I'm writing on Substack!
Here's hoping it takes...
Substackians! I’m taking the plunge and starting my own Substack publication. I’m an Australian writer of many and diverse things over the decades. I’ve worked as a screenwriter and editor of many Australian television drama series, as a screenwriter-producer, as a librettist, and as an author of short stories and articles. My novel The Second Cure is published by Penguin Random House. (It’s about a global pandemic transforming societies and a right-wing Christian-adjacent demagogue. It was written pre-COVID, pre-Trump. Weird, as the kids of today say. And yeah, Walz is a kid.) My passions are diverse, as have been my various careers, including biology (mainly plant science and ecology) and as a solicitor in criminal law, both prosecuting and defending. And music. And movies. And literature. And politics. And food. And travel. And gardening. And...
Two years ago, my family and I migrated from Sydney to Rotterdam in the Netherlands, where we’re putting down solid roots. (Well, as solid as they can be when your city is built over an actual swamp.) I’m spending my time taking Dutch language classes, tending our new biodiverse urban garden, renovating our home, travelling, and writing. My next novel, set in Australia, Ireland and the Netherlands, and spanning half a century, is currently baking in the oven.
This is the Heemraadssingel, the canal near our home in Rotterdam. In winter, it freezes enough for the seagulls to carouse and cavort on the ice. In summer, at the merest glimpse of sunlight, people flock to the banks to absorb the photons.
When I first dipped my eyes into Substack, it was with what was, by that point, well-earned skepticism about social media. I’ve been a member of various online communities since the early 1990s, starting with Internet Relay Chat—I was the first person in my circle buy a modem, leaving my friends bewildered as to why my phone was always engaged, while I merrily chatted away with other geeks across the world (and back then, the only people online were geeks. We rejoiced in finding our tribe, untroubled by geography). Since those pre-graphical-web days, I’ve been a blogger and a member of various online communities, and of course have seen the rise and fall of many a platform.
Like so many others, after I left Twitter, I’d pretty much given up on finding a good online community again, fearing they were all doomed to be tainted by the limited worldview of megalomaniacal billionaire techbros crafting communities in their own shallow images, imposing their own idiosyncratic, neolib, selective concept of ‘freedom’.
But now, cautiously, I look at Substack and think, ah ha. So this is where the good people have gone.
And here I am. Hello!
I’m going to be writing about an eternal outsider’s perceptions of the Netherlands (because, let’s face it, at my age I’m never going to pass as a local). And about travelling in Europe, something I love doing but which entails way too much when you travel from Australia—in distance, expense and carbon emissions. And about flora and fauna and my new Dutch garden, about literature, about politics, about life.

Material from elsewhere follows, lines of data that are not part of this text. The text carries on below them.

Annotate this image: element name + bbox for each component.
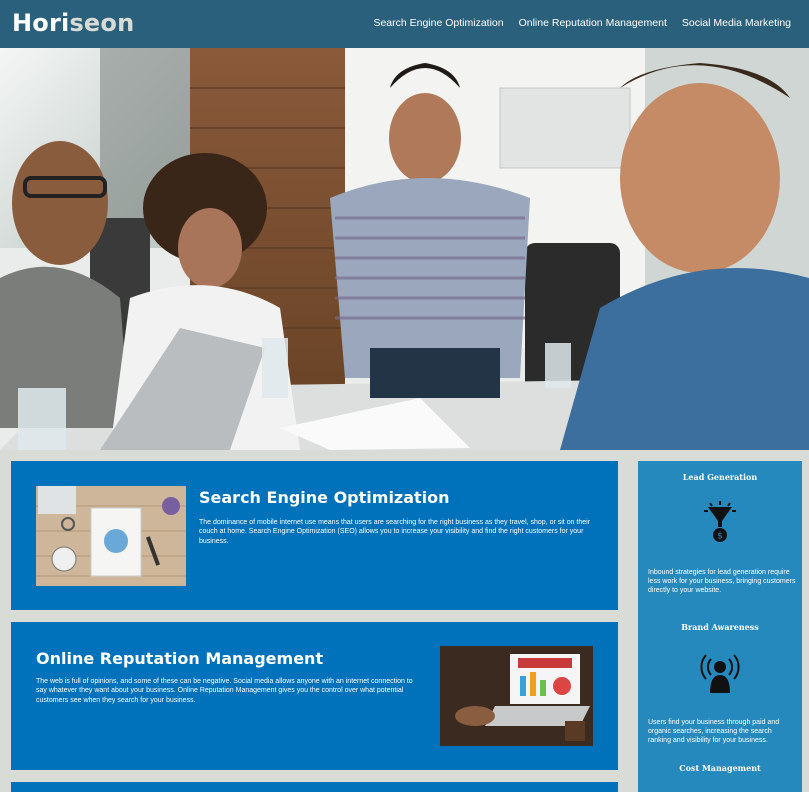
nav-link-reputation[interactable]: Online Reputation Management xyxy=(519,17,667,29)
lead-generation-title: Lead Generation xyxy=(682,472,758,482)
reputation-section: Online Reputation Management The web is … xyxy=(11,622,618,770)
benefits-sidebar: Lead Generation $ Inbound strategies for… xyxy=(638,461,802,792)
cost-management-title: Cost Management xyxy=(679,763,761,773)
nav-link-social[interactable]: Social Media Marketing xyxy=(682,17,791,29)
seo-text: The dominance of mobile internet use mea… xyxy=(199,519,591,545)
svg-text:$: $ xyxy=(717,532,723,542)
seo-title: Search Engine Optimization xyxy=(199,488,450,507)
main-nav: Search Engine Optimization Online Reputa… xyxy=(373,17,791,29)
brand-awareness-title: Brand Awareness xyxy=(681,622,759,632)
brand-awareness-text: Users find your business through paid an… xyxy=(648,719,780,745)
seo-planning-desk-image xyxy=(36,486,186,586)
site-logo[interactable]: Horiseon xyxy=(12,9,134,37)
nav-link-seo[interactable]: Search Engine Optimization xyxy=(373,17,503,29)
reputation-title: Online Reputation Management xyxy=(36,649,324,668)
site-header: Horiseon Search Engine Optimization Onli… xyxy=(0,0,809,48)
hero-image xyxy=(0,48,809,450)
logo-main-text: Hori xyxy=(12,9,70,37)
reputation-text: The web is full of opinions, and some of… xyxy=(36,678,413,704)
logo-accent-text: seon xyxy=(69,9,135,37)
lead-generation-text: Inbound strategies for lead generation r… xyxy=(648,569,796,595)
funnel-dollar-icon: $ xyxy=(700,501,740,545)
person-broadcast-icon xyxy=(700,651,740,695)
hero-meeting-illustration xyxy=(0,48,809,450)
seo-section: Search Engine Optimization The dominance… xyxy=(11,461,618,610)
social-media-section xyxy=(11,782,618,792)
reputation-laptop-image xyxy=(440,646,593,746)
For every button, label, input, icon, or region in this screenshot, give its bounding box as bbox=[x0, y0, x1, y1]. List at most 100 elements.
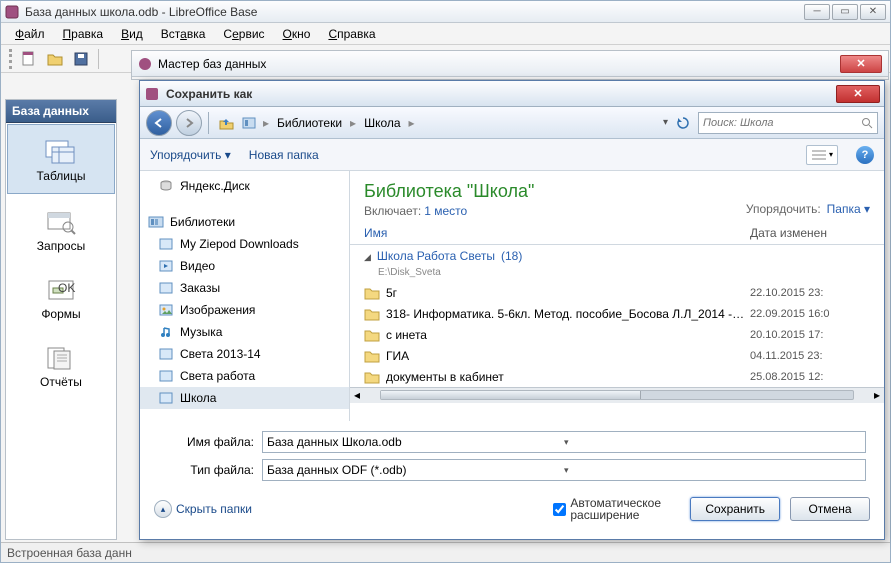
cancel-button[interactable]: Отмена bbox=[790, 497, 870, 521]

Me, in Delft. Photo by my old pal Adrian.
I won’t be paywalling anything on Substack. I no longer need to make money from my writing, so please, if you think what you read might be worth paying for, spend that money instead on another writer here, someone earlier in their career. It might make a big difference for them.
But I do hope you’ll subscribe, and maybe share. That would be lovely.
I expect that Ruby, the gorgeous pooch with whom we share our lives here in Rotterdam, will feature a fair bit here. So let me introduce you. As you can see, she is a real looker, with bucketloads of charisma. In love already? Well, you’re only human.
She’s a poodle/cocker spaniel cross. Also known as a spoodle, or in places that like a good potty joke, a cockapoo. (Yes, England, I’m looking at you.) Ruby is four years old. She joined our family as a pup in Sydney and moved with us to Rotterdam. And here she is, standing on that weird white frozen dirt they have here in winter.
Talk again soon!
Mx





Glad I found this.
Charmaine.
Got a steer from Tim Dunlop. Love your blog already, thanks Margaret!